US dollar maintains lows as economic data continue pouring in
The US dollar was in consolidation mode after dropping more than 0.6 percent against a basket of its peers Tuesday. Weaker-than-forecasted job growth has spurred demand for other safe havens, including the yen, as the greenback continues its retreat amid a continual flow of economic data.
The greenback held on to 79.20 against a collection of rivals after housing prices failed to appreciate as much as expected. The Housing Price Index, which provides an estimated value of changes in housing market conditions, grew 0.3 percent in August, well shy of the median estimate calling for 0.8 percent.

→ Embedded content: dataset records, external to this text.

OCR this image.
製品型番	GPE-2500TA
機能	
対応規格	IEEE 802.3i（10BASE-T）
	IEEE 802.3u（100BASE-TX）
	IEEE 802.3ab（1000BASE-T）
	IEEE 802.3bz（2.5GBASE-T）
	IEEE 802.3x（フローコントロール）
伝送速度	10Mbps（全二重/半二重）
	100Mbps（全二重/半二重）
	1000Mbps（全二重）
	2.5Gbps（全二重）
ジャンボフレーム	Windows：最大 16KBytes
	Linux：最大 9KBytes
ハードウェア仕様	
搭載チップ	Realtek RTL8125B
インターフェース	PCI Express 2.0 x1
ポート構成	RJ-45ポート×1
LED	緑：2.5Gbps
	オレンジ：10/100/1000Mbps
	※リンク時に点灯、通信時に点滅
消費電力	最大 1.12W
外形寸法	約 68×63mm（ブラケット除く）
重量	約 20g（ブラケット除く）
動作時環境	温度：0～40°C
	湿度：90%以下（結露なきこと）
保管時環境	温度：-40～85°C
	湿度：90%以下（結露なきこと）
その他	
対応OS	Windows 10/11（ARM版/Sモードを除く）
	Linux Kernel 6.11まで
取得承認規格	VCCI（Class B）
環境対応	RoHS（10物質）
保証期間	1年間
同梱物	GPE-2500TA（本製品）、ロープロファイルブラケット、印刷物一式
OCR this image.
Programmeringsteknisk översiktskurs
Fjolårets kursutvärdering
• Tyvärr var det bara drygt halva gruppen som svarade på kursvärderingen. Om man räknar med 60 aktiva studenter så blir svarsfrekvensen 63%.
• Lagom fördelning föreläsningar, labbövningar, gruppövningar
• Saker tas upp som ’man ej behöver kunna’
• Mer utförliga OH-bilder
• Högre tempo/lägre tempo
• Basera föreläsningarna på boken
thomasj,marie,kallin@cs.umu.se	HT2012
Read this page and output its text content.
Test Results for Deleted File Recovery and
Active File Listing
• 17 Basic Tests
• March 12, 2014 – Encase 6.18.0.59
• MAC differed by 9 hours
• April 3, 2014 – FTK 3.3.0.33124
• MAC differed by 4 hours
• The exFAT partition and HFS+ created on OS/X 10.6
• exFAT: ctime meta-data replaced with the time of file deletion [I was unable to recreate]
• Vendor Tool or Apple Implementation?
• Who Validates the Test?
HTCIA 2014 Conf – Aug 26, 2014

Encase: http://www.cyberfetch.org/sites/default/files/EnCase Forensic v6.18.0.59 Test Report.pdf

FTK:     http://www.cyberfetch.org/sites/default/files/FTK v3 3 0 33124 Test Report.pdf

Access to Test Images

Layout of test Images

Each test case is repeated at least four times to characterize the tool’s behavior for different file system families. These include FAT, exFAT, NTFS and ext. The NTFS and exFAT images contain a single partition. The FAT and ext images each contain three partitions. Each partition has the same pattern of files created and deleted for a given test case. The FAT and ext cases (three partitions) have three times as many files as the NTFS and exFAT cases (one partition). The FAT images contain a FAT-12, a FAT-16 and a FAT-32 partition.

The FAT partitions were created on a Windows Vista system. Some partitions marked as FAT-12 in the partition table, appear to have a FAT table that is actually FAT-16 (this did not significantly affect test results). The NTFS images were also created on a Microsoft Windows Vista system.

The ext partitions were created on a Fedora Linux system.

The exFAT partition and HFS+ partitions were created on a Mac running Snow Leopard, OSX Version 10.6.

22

In a separate report, the Mortgage Bankers Association said mortgage approvals declined 0.6 percent last week, as the aftermath of the government shutdown threatens the near-term housing recovery. Rising mortgage rates are also a factor, and are keeping some would-be buyers out of the real estate market, according to a recent report from the National Association of Realtors. The US Census Bureau will release data on September new home sales Thursday.
Demand for the yen picked up after a slowdown early in the week, sending the USDJPY 82 pips lower. Japan will make headlines later this week when the country’s Statistics Bureau releases consumer inflation data, which will be used by market participants to gauge the success of record stimulus. The outlook on this pair is slightly bearish, after falling through two of its immediate supports.
Down under, the Australian dollar retraced all of its post-CPI gains as China bank worries intensified. The markets shifted their stance on commodity currencies after Chinese banks said they were preparing for a new wave of defaults. The Aussie fell 95 pips against its American counterpart.
North of the US border, the Canadian loonie declined more than 90 pips against the greenback after the Bank of Canada cut the True North’s growth forecast into 2015.